Spam. The very use of the word sends most people cringing. (Not to mention its use here pretty much ensures our weekly newsletter won’t reach its recipients this week.) But count on artists to take life’s most cringe-inducing lemons and make beautiful lemonade. Today, we look at three fantastic spam-inspired art projects.

SPAM ONE-LINERS

From London-based illustrator Linzie Hunter comes Spam One-Liners — a gorgeous, colorful set of hand-lettering based on spam email subject lines in Linzie’s inbox.

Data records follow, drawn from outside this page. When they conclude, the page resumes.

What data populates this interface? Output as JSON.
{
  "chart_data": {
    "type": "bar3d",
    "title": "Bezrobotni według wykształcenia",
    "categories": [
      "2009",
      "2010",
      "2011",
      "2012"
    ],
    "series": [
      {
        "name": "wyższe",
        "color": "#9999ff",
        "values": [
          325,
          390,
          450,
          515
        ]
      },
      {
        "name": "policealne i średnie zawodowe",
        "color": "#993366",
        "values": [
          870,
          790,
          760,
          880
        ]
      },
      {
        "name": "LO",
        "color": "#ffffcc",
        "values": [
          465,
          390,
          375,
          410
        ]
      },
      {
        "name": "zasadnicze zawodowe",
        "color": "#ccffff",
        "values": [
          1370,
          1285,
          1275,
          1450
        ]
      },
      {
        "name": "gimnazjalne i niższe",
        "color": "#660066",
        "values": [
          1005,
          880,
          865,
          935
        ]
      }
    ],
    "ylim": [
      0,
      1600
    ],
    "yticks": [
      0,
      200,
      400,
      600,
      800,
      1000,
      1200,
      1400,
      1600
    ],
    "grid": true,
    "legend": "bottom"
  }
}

From your usual slew of local chicks, weightloss aids and humorously poor euphemisms for ED to more the more cryptic, let’s-try-to-trick-you-into-opening-this-by-confusing-you efforts, the series is as wildly wonderful as its inspiration is maddeningly annoying.

Much to our delight, Hunter has published the illustrations in Secret Weapon — a collection of 30 terrific hand-painted, spam-inspired postcards that transform junk mail into a kind of postmodern poetry.

Select prints are also available on 20×200. (Which continues to top our list of places to buy affordable art.)

SPAM FLOWERS

Romanian artist Alex Dragulescu creates “dynamic for the people.” His Spam Plants series consists of incredible generative sculptures based on the text of spam messages.

His work reminds us of binary sculptor Paul Prudence, whom we featured more than two years ago.

See more of Dragulesco’s projects for even more generative fascination.

SPAMGHETTO

Instead of sweeping junk mail under their proverbial carpet, design getup ToDo decided to put it on their literal wall. Spamghetto is a gorgeous typographic wallpaper rendered via generative software and completely customizable so it wraps around any objects and shapes on your wall’s surface.

Spamghetto is like a designer Wordle for your junk folder. We’d actually love to get a version based on real, personal emails — how lovely would it be to have emails from your friends and family covering your walls with typographic goodness?